Scelta più che mai azzeccata visto che nella sua carriera Il Poz ha vinto l’argento olimpico nel 2004 ad Atene, il titolo italiano e la Supercoppa nel 1999 con la Pallacanestro Varese e partecipato a una finale di Euroleague contro il Maccabi Tel Aviv.
Playmaker dotato di estro e fantasia, è ricordato come uno dei migliori italiani di sempre nel ruolo.
Nel 2012 ha iniziato poi la carriera di coach a Capo d’Orlando con l’Orlandina Basket.
Tornando al discorso delle nostre Carte sulle quali volevo intrattenere i 2 POZ e cioè sui temi legati a principi, valori, etica nello sport, rispetto dell’avversario, qualcuno potrebbe storcere il naso visto che quando si parla di Gianmarco non si può fare a meno di pensare ai suoi atteggiamenti estrosi dentro e fuori dal campo. Già perché la Mosca atomica (questo era il suo soprannome ai tempi della Fortitudo Bologna e della nazionale) ha spesso fatto parlare di sé per i suoi comportamenti sopra le righe.

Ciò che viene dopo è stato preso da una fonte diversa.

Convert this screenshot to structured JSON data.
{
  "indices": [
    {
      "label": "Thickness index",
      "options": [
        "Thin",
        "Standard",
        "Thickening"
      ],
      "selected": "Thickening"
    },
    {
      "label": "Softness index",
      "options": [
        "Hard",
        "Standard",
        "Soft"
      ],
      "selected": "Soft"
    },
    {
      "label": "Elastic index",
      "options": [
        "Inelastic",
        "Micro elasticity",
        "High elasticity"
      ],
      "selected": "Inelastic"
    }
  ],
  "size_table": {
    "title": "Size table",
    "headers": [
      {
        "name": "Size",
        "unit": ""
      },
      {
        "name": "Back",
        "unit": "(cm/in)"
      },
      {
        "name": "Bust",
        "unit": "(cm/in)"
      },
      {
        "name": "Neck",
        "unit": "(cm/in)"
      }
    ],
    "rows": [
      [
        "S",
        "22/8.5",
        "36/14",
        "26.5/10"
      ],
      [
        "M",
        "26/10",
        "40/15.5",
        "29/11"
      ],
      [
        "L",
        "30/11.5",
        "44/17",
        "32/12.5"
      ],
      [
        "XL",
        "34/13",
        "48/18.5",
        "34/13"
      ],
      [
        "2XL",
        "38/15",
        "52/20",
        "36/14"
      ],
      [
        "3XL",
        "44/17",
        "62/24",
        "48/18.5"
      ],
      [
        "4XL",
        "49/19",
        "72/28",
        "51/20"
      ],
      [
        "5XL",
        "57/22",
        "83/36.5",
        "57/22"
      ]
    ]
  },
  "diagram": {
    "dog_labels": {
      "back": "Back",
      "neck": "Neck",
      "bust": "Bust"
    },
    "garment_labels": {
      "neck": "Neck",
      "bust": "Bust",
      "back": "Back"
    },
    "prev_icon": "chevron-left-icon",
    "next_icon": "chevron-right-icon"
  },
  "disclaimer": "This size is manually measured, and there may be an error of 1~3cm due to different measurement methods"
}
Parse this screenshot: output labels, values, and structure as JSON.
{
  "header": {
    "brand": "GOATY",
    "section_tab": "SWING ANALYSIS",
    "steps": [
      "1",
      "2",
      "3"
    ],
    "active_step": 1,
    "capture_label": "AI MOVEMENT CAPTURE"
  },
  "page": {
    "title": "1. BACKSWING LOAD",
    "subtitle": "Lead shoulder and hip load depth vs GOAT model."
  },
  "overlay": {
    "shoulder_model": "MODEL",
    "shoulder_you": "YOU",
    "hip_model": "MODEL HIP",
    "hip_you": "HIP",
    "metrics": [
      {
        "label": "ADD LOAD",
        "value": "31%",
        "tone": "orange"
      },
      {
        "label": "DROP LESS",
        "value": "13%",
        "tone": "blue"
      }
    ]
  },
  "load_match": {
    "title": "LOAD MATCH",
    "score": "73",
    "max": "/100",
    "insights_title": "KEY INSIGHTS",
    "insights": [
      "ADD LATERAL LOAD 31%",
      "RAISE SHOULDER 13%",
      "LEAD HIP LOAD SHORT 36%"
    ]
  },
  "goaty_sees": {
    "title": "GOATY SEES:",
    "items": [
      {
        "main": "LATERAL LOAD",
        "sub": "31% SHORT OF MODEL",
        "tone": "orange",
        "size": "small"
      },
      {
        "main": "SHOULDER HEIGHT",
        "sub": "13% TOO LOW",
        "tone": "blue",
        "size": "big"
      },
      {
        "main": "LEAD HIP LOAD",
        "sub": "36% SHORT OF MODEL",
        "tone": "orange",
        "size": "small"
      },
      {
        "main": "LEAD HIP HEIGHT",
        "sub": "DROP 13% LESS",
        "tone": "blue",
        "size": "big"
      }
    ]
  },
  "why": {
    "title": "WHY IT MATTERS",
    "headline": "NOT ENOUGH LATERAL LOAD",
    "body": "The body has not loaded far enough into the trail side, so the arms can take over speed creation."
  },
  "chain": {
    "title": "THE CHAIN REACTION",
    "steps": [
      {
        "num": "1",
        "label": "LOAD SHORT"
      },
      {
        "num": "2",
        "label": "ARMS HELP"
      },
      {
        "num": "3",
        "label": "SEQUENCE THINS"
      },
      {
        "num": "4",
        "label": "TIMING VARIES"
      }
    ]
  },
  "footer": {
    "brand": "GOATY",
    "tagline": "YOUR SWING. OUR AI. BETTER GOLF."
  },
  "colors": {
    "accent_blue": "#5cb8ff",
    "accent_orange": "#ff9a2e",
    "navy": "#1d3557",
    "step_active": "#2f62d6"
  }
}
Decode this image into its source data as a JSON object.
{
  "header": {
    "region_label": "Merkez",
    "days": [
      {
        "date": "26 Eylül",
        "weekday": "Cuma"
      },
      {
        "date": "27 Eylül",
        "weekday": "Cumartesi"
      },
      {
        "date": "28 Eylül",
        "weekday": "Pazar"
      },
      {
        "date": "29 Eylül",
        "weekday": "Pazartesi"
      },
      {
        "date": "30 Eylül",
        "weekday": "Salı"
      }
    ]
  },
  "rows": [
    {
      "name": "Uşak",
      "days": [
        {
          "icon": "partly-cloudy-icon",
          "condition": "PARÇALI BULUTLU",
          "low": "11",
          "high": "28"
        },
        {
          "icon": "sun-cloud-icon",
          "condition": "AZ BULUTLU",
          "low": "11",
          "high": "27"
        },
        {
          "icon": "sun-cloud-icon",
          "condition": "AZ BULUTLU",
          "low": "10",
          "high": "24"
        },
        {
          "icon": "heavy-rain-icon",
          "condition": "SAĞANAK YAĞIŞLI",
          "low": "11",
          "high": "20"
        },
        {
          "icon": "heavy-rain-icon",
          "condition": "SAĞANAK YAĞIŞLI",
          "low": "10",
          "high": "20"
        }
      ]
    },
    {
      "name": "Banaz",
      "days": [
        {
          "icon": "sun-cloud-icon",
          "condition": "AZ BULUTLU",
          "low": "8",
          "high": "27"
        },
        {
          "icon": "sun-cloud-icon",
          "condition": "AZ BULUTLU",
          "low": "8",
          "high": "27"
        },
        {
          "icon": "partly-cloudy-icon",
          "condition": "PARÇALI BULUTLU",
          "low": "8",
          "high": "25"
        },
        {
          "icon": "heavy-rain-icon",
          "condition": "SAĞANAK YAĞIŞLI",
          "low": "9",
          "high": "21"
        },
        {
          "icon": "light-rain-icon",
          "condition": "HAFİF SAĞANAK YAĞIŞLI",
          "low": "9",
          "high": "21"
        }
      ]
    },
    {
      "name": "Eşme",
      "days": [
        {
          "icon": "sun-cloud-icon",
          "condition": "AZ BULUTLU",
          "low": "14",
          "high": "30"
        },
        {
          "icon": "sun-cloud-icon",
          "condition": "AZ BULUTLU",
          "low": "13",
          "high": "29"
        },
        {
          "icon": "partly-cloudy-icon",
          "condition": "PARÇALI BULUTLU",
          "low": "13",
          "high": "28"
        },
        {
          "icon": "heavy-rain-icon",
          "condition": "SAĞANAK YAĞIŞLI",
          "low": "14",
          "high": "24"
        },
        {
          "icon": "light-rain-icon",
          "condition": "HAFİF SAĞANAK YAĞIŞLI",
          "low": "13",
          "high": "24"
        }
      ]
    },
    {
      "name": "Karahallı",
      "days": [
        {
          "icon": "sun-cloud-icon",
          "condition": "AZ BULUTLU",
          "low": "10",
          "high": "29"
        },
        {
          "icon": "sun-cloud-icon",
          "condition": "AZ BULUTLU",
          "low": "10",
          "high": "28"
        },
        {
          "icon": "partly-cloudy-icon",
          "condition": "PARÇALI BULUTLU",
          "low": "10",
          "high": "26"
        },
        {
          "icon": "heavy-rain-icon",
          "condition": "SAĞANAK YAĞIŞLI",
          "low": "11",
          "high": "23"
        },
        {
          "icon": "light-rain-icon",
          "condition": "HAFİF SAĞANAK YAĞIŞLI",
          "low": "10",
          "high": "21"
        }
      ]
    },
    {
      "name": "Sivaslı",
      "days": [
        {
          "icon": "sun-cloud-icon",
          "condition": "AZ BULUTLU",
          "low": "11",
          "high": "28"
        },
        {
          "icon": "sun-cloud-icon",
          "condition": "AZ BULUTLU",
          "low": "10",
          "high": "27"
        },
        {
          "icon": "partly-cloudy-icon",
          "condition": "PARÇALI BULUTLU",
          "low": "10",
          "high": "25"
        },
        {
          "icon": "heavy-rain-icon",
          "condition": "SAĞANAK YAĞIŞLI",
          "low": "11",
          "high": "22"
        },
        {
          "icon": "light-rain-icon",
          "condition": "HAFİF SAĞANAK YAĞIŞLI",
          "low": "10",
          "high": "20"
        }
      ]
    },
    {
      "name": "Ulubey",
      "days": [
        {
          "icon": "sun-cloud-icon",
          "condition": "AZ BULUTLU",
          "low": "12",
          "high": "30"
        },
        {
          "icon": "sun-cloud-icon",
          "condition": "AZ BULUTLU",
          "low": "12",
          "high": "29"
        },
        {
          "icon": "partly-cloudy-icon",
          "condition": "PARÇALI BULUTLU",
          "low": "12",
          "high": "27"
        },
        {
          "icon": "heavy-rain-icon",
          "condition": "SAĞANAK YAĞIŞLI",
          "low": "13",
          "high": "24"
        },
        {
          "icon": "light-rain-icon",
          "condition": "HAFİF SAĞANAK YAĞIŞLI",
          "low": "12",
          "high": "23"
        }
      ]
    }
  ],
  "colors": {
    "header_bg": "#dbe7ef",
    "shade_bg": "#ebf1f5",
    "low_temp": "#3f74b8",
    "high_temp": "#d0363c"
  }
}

Io personalmente ritengo che Gianmarco Pozzecco, con tutte le contraddizioni del genere, nei momenti migliori della sua carriera ha maggiormente incarnato l’anima dei gruppi vincenti nei quali è stato, per voglia di vincere, passione e amore sconfinato per il gioco della pallacanestro.
In campo non si limitava mai nell’esprimere al 100% la propria personalità, esuberante quanto volete, ma mai becera, irriverente o volgare.
Gianmarco ha dichiarato: “Per tutta la mia carriera ho cercato di battere il mio avversario con rispetto e lealtà. Quando ho vinto, ho festeggiato, ma sono sempre stato il primo a fare i complimenti allo sconfitto perché so quanto è fastidioso perdere”.
Ma in tutto questo cosa c’entra papà Franco?
Ritengo centri molto in quanto Franco racconta. Tale POZ padre, tale POZ figlio.
In occasione del suo ritorno a Trieste ci riferisce che Gianmarco non lo chiama papà ma Franco.
Franco e Gianmarco, padre e figlio. Complici oltre che amici. Un abbraccio al Palazzetto prima della partita, come negli anni, non è mai mancato. Non potrebbe essere diversamente da un papà che definisce il figlio come un moto perpetuo dopo esserlo stato lui, per primo.
Il giorno prima della partita alla domanda del giornalista che gli chiedeva come sarebbe stato accolto Gianmarco al PalaRubini, Franco rispondeva: “Di solito a Trieste viene accolto bene ma come accade in tutto il mondo anche nella sua città c’è chi non lo ama”.
Amore e odio, insomma, come è sempre stato nella vita di Gianmarco.
Io ero presente all’incontro di domenica scorsa e vi posso assicurare che l’applauso riservato a Gianmarco dal pubblico della sua città natale al momento in cui lo speaker lo ha presentato come il “nostro” Gianmarco Pozzecco, è stato calorosissimo e sincero.
Lo stesso Gianmarco, già emozionato in campo, lo ha riconosciuto e ha ringraziato tutti al termine della partita.
Come premesso purtroppo io non ho potuto interloquire con i POZ sulle Carte del Panathlon e mi riprometto di farlo alla prima occasione utile.
Sono certissimo però che i Diritti del Ragazzo Gianmarco sono stati rispettati da papà Franco che, quando lui era ragazzo, ha sicuramente assolto in pieno ai suoi Doveri di genitore e continuerà a farlo sempre in futuro per il suo “bambino”, come ama considerarlo nonostante i suoi 47 anni.